RE: Maline et maligne

Répondu

Bonjour,

Malin = au féminin Maligne (point barre, c’est ainsi)
Autant admis pour rusé(e) ou coquin(e) dans le bon sens du terme, que pour « malsain » ou « délétère » ou autre « qui se plaît à faire le mal« .
Ceci sans parler du « Malin » lui-même qui, nous serons d’accord (je l’espère), a tout sauf le côté « agréablement » coquin 😉 )

Maline= les marées ou une fine dentelle
(résumé grossier)

À l’oral, il est souvent dit ou entendu maline là où nous devrions entendre maligne.

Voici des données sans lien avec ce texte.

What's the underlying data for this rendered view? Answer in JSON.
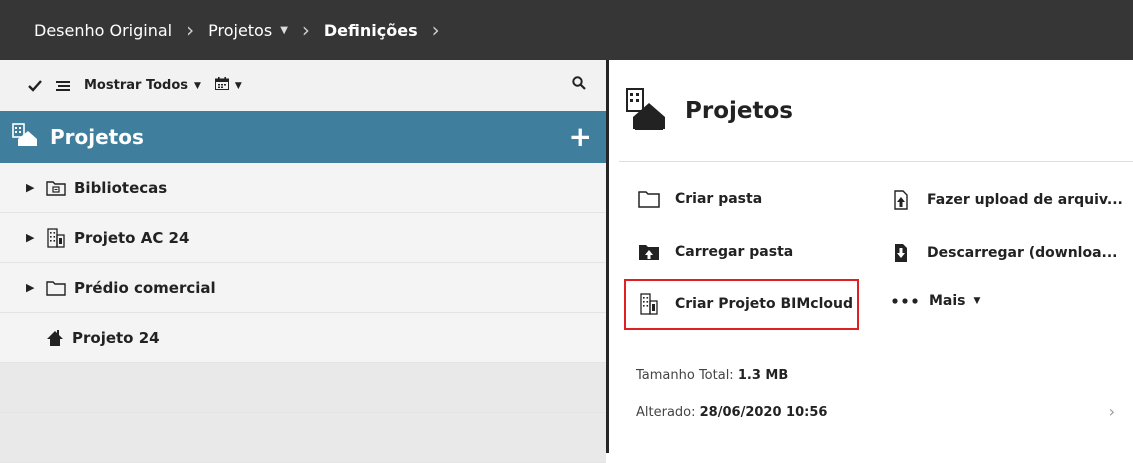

À tort ou à raison, cela tend à se généraliser à l’usage (ce même à l’écrit).
Visiblement, le mot maline devient de plus en plus utilisé pour exprimer le versant positif, malicieux, astucieux, coquin.
L’emploi du mot maligne, semble être préférentiellement réservé pour le versant négatif, délétère, mauvais.
(De fait, une tumeur maligne n’a rien de malicieusement coquin)
Vient corroborer ceci la définition même de la malignité.

Bien qu’a priori non validée officiellement par les instances à ce jour, je vois d’ores et déjà une nuance (qui me semble justifiée) entre maline et maligne.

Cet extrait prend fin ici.